A new advisor might not have the time, experience or resources to be a self-provider of all of the services offered by a TAMP. Just considering dollars and cents, a TAMP can be a great deal for a new advisor. Even at 40 bps, an advisor with $5 million assets under management (AUM), would pay a TAMP only $20,000 per year.
Now fast forward several years. The firm now has $50 million AUM. Even if the TAMP is charging only 20 bps, the advisor is now paying $100,000 per year. These numbers become even more significant as the firm’s AUM grow. What if the TAMP charges additional management costs within their funds rather than charging the advisor directly? It still impacts the advisor’s bottom line because investors are impacted by total costs – which include both internal fund costs and management fees.
So, why should an advisor consider leaving a TAMP? In addition to saving money, the experienced advisor is capable of making decisions, establishing direct relationships with institutional managers, and determining appropriate portfolio strategies.
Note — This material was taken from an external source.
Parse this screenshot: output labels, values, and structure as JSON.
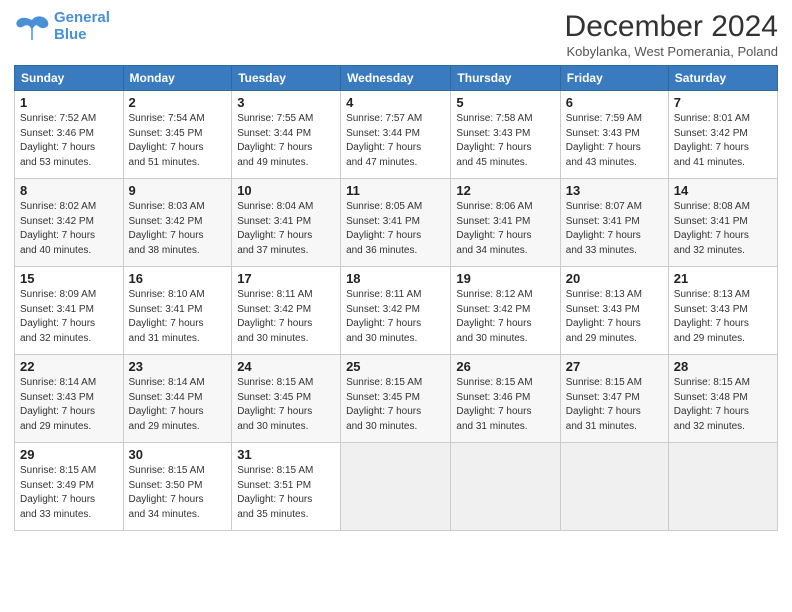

The ongoing tasks related to account management can be handled with purchasing software and the hiring an account administrator as well as taking advantage of resources offered by custodians and fund companies.
The advisor should be able to estimate the costs associated with bringing account management in-house. In addition to software already in place (such as custodian link, CRM, and Outlook), additional software needs may include portfolio accounting, investment research tools, and rebalancing software. A basic break-even analysis should tell the advisor when the time is right.
Will cutting ties to a TAMP cost money and take time? Yes! But, in the end, the advisor will have more control and will be in a position to grow bottom line!